The Prophet. His name means "embracing," and he very likely was a contemporary of Jeremiah and prophesied between 608 B. C. and 638 B. C. at a time of political and moral crisis. He may have been a Levite connected with the Temple music.

The Prophecy. As Nahum prophesied the fall of Assyria for its oppression of Israel, Habakkuk tells of God's judgments upon the Chaldeans because of their oppression. The style is poetical and displays a very fine imagery. (1) There is a dialogue between the prophet and the Divine ruler. (2) There is a prayer or psalm which is said not to be excelled in any language in the grandeur of its poetical conceptions and sublimity of expression.

Its purpose grew out of the fact that they were no better off under the rule of Babylon (Chaldeans) which had overthrown Assyria than they were formerly while Assyria ruled over them. It intended to answer the questions: (1) How could God use such a wicked instrument as the Chaldeans (Barbarians) to execute his purposes? (2) Could the Divine purpose be justified in such events? God's righteousness needed vindicating to the people. (3) Why does wickedness seem to triumph while the righteous suffer? This is the question of Job, applied to the nation.

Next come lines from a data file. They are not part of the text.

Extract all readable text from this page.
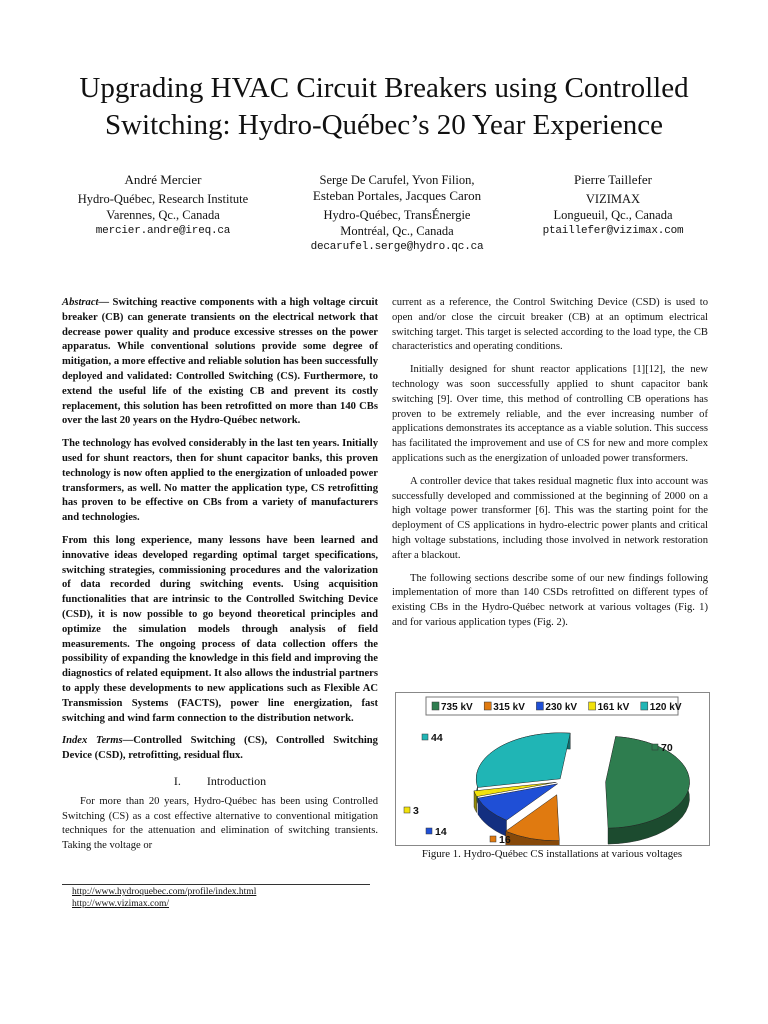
Upgrading HVAC Circuit Breakers using Controlled Switching: Hydro-Québec’s 20 Year Experience
André Mercier
Hydro-Québec, Research Institute
Varennes, Qc., Canada
mercier.andre@ireq.ca
Serge De Carufel, Yvon Filion,
Esteban Portales, Jacques Caron
Hydro-Québec, TransÉnergie
Montréal, Qc., Canada
decarufel.serge@hydro.qc.ca
Pierre Taillefer
VIZIMAX
Longueuil, Qc., Canada
ptaillefer@vizimax.com

Abstract— Switching reactive components with a high voltage circuit breaker (CB) can generate transients on the electrical network that decrease power quality and produce excessive stresses on the power apparatus. While conventional solutions provide some degree of mitigation, a more effective and reliable solution has been successfully deployed and validated: Controlled Switching (CS). Furthermore, to extend the useful life of the existing CB and prevent its costly replacement, this solution has been retrofitted on more than 140 CBs over the last 20 years on the Hydro-Québec network.

The technology has evolved considerably in the last ten years. Initially used for shunt reactors, then for shunt capacitor banks, this proven technology is now often applied to the energization of unloaded power transformers, as well. No matter the application type, CS retrofitting has proven to be effective on CBs from a variety of manufacturers and technologies.

From this long experience, many lessons have been learned and innovative ideas developed regarding optimal target specifications, switching strategies, commissioning procedures and the valorization of data recorded during switching events. Using acquisition functionalities that are intrinsic to the Controlled Switching Device (CSD), it is now possible to go beyond theoretical principles and optimize the simulation models through analysis of field measurements. The ongoing process of data collection offers the possibility of expanding the knowledge in this field and improving the diagnostics of related equipment. It also allows the industrial partners to apply these developments to new applications such as Flexible AC Transmission Systems (FACTS), power line energization, fast switching and wind farm connection to the distribution network.

Index Terms—Controlled Switching (CS), Controlled Switching Device (CSD), retrofitting, residual flux.

I. Introduction

For more than 20 years, Hydro-Québec has been using Controlled Switching (CS) as a cost effective alternative to conventional mitigation techniques for the attenuation and elimination of switching transients. Taking the voltage or

current as a reference, the Control Switching Device (CSD) is used to open and/or close the circuit breaker (CB) at an optimum electrical switching target. This target is selected according to the load type, the CB characteristics and operating conditions.

Initially designed for shunt reactor applications [1][12], the new technology was soon successfully applied to shunt capacitor bank switching [9]. Over time, this method of controlling CB operations has proven to be extremely reliable, and the ever increasing number of applications demonstrates its acceptance as a viable solution. This success has facilitated the improvement and use of CS for new and more complex applications such as the energization of unloaded power transformers.

A controller device that takes residual magnetic flux into account was successfully developed and commissioned at the beginning of 2000 on a high voltage power transformer [6]. This was the starting point for the deployment of CS applications in hydro-electric power plants and critical high voltage substations, including those involved in network restoration after a blackout.

The following sections describe some of our new findings following implementation of more than 140 CSDs retrofitted on different types of existing CBs in the Hydro-Québec network at various voltages (Fig. 1) and for various application types (Fig. 2).

735 kV 315 kV 230 kV 161 kV 120 kV
70
16
14
3
44
Figure 1. Hydro-Québec CS installations at various voltages
http://www.hydroquebec.com/profile/index.html
http://www.vizimax.com/
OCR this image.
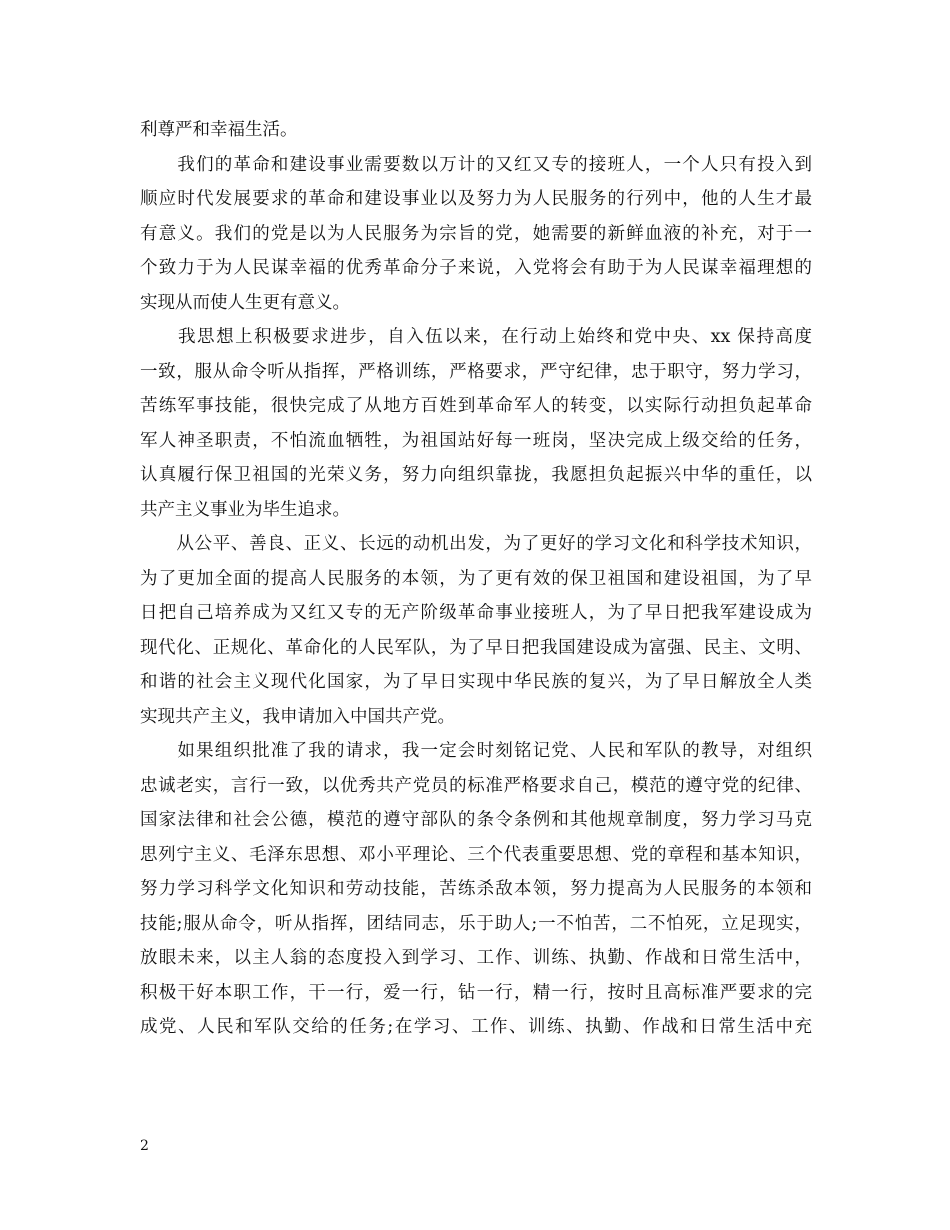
利尊严和幸福生活。
　　我们的革命和建设事业需要数以万计的又红又专的接班人，一个人只有投入到
顺应时代发展要求的革命和建设事业以及努力为人民服务的行列中，他的人生才最
有意义。我们的党是以为人民服务为宗旨的党，她需要的新鲜血液的补充，对于一
个致力于为人民谋幸福的优秀革命分子来说，入党将会有助于为人民谋幸福理想的
实现从而使人生更有意义。
　　我思想上积极要求进步，自入伍以来，在行动上始终和党中央、xx 保持高度
一致，服从命令听从指挥，严格训练，严格要求，严守纪律，忠于职守，努力学习，
苦练军事技能，很快完成了从地方百姓到革命军人的转变，以实际行动担负起革命
军人神圣职责，不怕流血牺牲，为祖国站好每一班岗，坚决完成上级交给的任务，
认真履行保卫祖国的光荣义务，努力向组织靠拢，我愿担负起振兴中华的重任，以
共产主义事业为毕生追求。
　　从公平、善良、正义、长远的动机出发，为了更好的学习文化和科学技术知识，
为了更加全面的提高人民服务的本领，为了更有效的保卫祖国和建设祖国，为了早
日把自己培养成为又红又专的无产阶级革命事业接班人，为了早日把我军建设成为
现代化、正规化、革命化的人民军队，为了早日把我国建设成为富强、民主、文明、
和谐的社会主义现代化国家，为了早日实现中华民族的复兴，为了早日解放全人类
实现共产主义，我申请加入中国共产党。
　　如果组织批准了我的请求，我一定会时刻铭记党、人民和军队的教导，对组织
忠诚老实，言行一致，以优秀共产党员的标准严格要求自己，模范的遵守党的纪律、
国家法律和社会公德，模范的遵守部队的条令条例和其他规章制度，努力学习马克
思列宁主义、毛泽东思想、邓小平理论、三个代表重要思想、党的章程和基本知识，
努力学习科学文化知识和劳动技能，苦练杀敌本领，努力提高为人民服务的本领和
技能;服从命令，听从指挥，团结同志，乐于助人;一不怕苦，二不怕死，立足现实，
放眼未来，以主人翁的态度投入到学习、工作、训练、执勤、作战和日常生活中，
积极干好本职工作，干一行，爱一行，钻一行，精一行，按时且高标准严要求的完
成党、人民和军队交给的任务;在学习、工作、训练、执勤、作战和日常生活中充
2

I. The Problem of the Apparent Triumph of Sin, Ch. 1.

  1. Why does sin go unpunished? 1-4.
  2. God says he has used the Chaldeans to punish sin, 5-11.
  3. Are they confined to evil forever, 12-17.

II. The Impending Punishment of the Chaldeans, Oh. 2.

  1. Waiting for the vision, 1-3.
  2. Vision of five destructive woes, 4-20.

III. An Age of Confidence in God, Ch.3.

  1. Prayer of the disquieted prophet, 1-2.
  2. Past history has shown that God will finally destroy Israel's enemies, 3-15.
  3. The prophet must joyously trust God and wait when in perplexity, 16-19.

For Study and Discussion. (1) The morals of the people. (2) The character and deeds of the Chaldeans. (3) The Universal supremacy of Jehovah. (4) The proper attitude amid perplexing problem. (5) Faith and faithfulness as a guarantee of supremacy and life.